With regards to the power analysis, we agree with Drs Kallmes and Cloft: considering that we detected a significant effect and that sufficient testing power needs to be assured to protect against a type-II error (ie, false-negatives), its results are not only of very limited and questionable information but dispensable for our purpose. Therefore, the “power” values were not part of our original submission and only included on the specific request of one of the reviewers. Despite our frank objections, we did eventually add these simply because their rather low estimates—irrespective of the fact that their retrospective calculation may not be particularly accurate—primarily indicate a high false-negative risk. (Again, the relevant statistical explanation that they were calculated using the power.prop.test within R’s stats package had to be omitted to comply with the limits of a short communication.) In any case, the substantial risk to face a false-negative as opposed to a false-positive inference at our limited sample size emphasizes that 1-sided testing based on prior pieces of information can be quite powerful and must not be depreciated.

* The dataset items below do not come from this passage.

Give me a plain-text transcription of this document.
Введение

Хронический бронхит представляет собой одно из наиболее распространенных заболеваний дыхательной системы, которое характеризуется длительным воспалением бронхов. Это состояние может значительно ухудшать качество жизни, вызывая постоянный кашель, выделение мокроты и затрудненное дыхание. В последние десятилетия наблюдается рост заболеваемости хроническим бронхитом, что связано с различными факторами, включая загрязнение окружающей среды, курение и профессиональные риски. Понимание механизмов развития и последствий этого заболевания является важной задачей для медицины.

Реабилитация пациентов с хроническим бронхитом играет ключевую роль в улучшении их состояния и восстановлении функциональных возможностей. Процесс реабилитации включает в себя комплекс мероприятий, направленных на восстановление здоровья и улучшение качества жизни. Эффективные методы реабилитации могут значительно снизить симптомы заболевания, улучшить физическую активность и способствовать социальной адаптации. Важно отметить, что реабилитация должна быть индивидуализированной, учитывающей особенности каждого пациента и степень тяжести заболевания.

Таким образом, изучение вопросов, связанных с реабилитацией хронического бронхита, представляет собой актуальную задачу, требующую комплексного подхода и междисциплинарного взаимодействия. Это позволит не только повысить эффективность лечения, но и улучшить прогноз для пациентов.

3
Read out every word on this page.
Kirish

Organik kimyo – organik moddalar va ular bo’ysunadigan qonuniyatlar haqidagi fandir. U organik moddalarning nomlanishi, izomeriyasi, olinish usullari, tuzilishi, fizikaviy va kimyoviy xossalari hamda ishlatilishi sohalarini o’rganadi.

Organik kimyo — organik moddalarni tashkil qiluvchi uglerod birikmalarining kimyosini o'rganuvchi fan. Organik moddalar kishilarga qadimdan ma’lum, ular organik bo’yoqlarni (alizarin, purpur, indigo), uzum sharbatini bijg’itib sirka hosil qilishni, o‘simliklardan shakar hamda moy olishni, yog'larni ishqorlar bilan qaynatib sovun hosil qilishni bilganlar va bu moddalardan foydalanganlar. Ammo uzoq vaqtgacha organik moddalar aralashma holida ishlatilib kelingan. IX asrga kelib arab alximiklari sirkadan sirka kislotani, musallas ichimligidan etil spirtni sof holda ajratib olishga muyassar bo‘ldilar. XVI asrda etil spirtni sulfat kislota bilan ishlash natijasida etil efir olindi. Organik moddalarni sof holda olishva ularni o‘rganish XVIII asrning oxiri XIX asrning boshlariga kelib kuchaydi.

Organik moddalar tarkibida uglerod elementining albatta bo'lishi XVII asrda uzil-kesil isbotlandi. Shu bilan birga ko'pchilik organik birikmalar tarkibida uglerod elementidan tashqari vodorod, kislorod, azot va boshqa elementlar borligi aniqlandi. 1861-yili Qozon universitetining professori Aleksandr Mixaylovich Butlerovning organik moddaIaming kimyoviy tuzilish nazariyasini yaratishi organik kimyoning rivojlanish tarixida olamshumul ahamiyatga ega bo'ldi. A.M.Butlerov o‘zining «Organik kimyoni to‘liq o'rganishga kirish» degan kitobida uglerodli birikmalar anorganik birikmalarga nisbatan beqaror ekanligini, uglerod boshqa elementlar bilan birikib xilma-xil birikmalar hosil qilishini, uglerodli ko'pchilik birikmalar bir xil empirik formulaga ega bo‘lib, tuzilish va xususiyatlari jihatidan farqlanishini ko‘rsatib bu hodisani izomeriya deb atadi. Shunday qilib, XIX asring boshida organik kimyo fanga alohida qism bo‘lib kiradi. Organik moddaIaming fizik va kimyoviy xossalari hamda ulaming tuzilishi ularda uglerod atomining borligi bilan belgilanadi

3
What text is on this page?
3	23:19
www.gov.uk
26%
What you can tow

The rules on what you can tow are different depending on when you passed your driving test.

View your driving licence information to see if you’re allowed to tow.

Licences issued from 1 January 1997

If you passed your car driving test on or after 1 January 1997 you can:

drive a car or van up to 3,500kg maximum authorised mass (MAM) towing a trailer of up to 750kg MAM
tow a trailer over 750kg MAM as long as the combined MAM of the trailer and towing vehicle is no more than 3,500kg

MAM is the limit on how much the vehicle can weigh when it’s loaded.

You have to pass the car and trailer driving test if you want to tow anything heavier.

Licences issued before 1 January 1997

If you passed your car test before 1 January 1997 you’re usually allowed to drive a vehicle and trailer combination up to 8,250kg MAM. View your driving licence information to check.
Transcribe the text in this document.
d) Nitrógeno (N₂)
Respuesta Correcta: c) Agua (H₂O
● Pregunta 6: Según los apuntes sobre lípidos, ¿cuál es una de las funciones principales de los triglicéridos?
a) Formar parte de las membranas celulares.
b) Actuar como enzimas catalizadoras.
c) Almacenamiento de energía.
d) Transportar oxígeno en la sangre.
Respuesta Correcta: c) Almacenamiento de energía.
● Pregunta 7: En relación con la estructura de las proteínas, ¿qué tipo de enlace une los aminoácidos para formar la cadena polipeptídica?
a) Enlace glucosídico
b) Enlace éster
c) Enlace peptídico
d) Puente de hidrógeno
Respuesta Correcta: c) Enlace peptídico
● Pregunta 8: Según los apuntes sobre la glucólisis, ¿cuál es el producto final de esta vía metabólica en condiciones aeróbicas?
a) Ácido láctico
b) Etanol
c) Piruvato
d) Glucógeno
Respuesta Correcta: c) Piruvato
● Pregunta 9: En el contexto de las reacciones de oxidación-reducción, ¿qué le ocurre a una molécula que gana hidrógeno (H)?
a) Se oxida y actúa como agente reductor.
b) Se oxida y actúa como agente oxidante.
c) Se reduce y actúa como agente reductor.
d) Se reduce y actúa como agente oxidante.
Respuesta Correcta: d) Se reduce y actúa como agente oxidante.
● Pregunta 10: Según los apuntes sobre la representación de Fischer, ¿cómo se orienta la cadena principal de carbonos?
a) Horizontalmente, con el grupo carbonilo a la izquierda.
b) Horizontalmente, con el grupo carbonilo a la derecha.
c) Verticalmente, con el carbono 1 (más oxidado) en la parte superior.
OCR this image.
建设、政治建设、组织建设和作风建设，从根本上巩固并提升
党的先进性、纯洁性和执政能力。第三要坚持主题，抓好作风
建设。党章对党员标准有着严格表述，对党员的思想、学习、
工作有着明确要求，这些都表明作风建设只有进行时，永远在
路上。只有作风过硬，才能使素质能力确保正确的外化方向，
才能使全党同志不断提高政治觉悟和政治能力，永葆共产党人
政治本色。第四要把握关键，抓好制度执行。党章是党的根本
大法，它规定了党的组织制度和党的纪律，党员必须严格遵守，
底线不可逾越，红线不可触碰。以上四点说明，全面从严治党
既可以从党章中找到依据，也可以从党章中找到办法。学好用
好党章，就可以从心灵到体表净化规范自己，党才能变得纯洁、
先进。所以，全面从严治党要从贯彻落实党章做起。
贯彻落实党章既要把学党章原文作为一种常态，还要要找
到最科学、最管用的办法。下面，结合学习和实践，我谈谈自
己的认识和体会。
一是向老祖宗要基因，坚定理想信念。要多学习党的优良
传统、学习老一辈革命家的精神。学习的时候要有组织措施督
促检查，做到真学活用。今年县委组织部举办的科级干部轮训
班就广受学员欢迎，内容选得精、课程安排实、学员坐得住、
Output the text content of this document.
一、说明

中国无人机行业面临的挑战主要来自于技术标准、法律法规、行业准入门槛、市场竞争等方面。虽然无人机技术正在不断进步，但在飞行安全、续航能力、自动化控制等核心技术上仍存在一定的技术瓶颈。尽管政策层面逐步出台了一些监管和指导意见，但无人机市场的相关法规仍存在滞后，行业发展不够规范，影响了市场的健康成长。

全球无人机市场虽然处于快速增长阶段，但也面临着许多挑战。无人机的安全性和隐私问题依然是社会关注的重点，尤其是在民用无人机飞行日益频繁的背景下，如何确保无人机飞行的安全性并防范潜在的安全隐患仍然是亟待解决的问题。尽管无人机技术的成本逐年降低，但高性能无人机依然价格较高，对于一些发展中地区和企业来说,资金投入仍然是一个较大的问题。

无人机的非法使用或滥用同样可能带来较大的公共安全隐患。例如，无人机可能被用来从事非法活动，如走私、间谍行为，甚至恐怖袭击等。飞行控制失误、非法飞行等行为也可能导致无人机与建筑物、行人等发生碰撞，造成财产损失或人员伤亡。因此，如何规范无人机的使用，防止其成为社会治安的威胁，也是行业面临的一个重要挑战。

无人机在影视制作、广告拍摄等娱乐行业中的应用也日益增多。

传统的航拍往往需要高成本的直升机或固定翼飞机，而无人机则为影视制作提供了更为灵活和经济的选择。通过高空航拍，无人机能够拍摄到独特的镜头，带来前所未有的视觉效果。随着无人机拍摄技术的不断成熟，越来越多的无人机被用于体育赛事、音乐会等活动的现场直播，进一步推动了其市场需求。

In summary, it is beyond any doubt and certainly compatible with the opinion of Drs Cloft and Kallmes that our preliminary findings (1) at least favor improved follow-up occlusion rates by Cerecyte compared with bare platinium coils and (2) require validation by larger cohorts of treated patients in prospective series or future retrospective meta-analysis not yet available today.
Bendszus M, Bartsch AJ, Solymosi L. Endovascular occlusion of aneurysms using a new bioactive coil: a matched pair analysis with bare platinum coils. Stroke. 2007; 38: 2855–2857.
Bendszus M, Solymosi L. Cerecyte coils in the treatment of intracranial aneurysms: a preliminary clinical study. AJNR Am J Neuroradiol. 2006; 27: 2053–2057.